2012, le comblement se poursuit. Et d’ailleurs, le projet de PLU (jamais adopté) prévoit la création de deux parkings et d’une zone urbanisable sur les parties comblées ! En 2014, en appel, la justice n’ordonne toujours pas la remise en état du site qui aurait pourtant permis un arrêt définitif de ces agressions et « de retrouver le sol d’origine, de rétablir le fonctionnement hydrologique du marais (son rôle écologique et également le “service rendu” comme atténuateur naturel des crues et inondations) » se lamente U Levante en 2013… ajoutant : « nul doute qu’un parking occupera un jour l’espace ainsi comblé qui, sur le premier plan d’occupation des sols était destiné à un lotissement ».
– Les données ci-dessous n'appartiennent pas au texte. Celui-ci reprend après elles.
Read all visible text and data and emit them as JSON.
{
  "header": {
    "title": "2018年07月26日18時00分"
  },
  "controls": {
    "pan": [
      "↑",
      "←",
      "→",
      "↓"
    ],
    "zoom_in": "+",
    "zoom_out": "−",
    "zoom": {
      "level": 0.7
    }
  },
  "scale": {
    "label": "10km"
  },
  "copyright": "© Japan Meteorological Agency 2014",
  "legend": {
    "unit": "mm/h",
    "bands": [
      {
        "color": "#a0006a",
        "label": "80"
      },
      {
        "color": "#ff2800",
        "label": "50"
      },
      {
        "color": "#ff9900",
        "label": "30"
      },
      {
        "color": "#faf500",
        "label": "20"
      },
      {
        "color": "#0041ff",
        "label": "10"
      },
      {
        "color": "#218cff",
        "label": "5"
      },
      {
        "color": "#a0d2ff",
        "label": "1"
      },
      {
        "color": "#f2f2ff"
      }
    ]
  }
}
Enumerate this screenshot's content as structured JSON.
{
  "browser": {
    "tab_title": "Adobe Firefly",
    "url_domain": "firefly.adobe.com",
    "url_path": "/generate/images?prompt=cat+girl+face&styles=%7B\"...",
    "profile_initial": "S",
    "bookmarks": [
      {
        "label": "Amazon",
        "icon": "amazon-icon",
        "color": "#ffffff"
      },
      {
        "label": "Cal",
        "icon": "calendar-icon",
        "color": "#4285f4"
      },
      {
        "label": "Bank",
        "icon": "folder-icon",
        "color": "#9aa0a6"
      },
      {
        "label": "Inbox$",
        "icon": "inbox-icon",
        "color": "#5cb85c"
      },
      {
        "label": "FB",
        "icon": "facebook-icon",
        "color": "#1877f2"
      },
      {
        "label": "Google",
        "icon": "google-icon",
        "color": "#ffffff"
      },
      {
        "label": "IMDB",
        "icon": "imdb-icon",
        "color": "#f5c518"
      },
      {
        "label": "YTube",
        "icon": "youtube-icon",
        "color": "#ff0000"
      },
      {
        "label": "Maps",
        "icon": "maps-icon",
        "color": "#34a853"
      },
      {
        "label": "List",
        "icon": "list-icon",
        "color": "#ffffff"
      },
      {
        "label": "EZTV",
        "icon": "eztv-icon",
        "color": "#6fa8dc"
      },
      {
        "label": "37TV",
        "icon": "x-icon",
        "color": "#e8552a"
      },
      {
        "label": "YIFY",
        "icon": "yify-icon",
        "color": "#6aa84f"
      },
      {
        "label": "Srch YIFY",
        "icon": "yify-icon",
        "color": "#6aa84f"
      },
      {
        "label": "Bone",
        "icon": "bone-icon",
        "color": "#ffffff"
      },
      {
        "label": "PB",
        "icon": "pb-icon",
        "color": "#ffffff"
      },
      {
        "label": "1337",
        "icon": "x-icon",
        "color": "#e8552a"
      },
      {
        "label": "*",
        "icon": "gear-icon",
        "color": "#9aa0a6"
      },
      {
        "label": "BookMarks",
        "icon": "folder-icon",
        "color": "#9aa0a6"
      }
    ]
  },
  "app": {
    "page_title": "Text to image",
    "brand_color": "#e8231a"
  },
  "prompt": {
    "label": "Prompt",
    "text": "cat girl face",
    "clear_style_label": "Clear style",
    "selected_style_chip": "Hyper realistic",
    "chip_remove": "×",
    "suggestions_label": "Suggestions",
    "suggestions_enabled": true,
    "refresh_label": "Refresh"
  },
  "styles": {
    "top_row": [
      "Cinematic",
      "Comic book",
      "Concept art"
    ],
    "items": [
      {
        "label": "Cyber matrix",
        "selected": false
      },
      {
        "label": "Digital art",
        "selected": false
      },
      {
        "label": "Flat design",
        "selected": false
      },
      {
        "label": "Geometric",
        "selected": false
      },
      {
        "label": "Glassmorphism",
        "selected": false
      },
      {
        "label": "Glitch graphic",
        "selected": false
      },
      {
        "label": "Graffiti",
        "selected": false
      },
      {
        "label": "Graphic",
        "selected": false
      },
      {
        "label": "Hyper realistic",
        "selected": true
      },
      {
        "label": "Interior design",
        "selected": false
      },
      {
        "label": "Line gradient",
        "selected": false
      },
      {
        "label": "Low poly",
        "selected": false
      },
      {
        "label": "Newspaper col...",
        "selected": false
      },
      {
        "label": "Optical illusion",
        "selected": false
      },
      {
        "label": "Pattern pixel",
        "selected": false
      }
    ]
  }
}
Depuis, est intervenu le Padduc… consacrant cet espace comme « remarquable » et donc confirmé inconstructible. Rien n’y fait !

Le Conservatoire du littoral avait souhaité se rendre acquéreur, en vain. Ce serait pourtant une solution pour la remise en état du site en touchant au portefeuille des délinquants !

Récemment, Michel Delaugerre, animateur de l’association Petra Viva, ancien employé du Conservatoire, alerte encore les autorités sur ces nouveaux comblements en vue de créer un parking payant de 500 places. Une fois de plus, le procureur de la République est saisi. Le nouveau maire (depuis 2020), qui n’a pas donné d’autorisation de travaux, renvoie l’État à ses responsabilités.

Et voilà que… face à toute l’impuissance des autorités jusqu’ici, deux engins de chantier ont été incendiés dans la nuit du 18 mai…

Corsica n’averà mai bè. •

F.G.

 

La zone humide de Petracurbara en 1976 encore préservée (photo 1), puis en 1990, la même zone humide en partie comblée (photo 2) : on mesure l’impact sur la biodiversité de ce site dont l’intérêt écologique est reconnu : roselière, phragmites, tamaris, mares où se reproduisent batraciens, libellules, oiseaux d’eau… L’association Petra Viva demande aux autorités de mettre tout en œuvre pour faire cesser ces dégradations et remettre en état le site.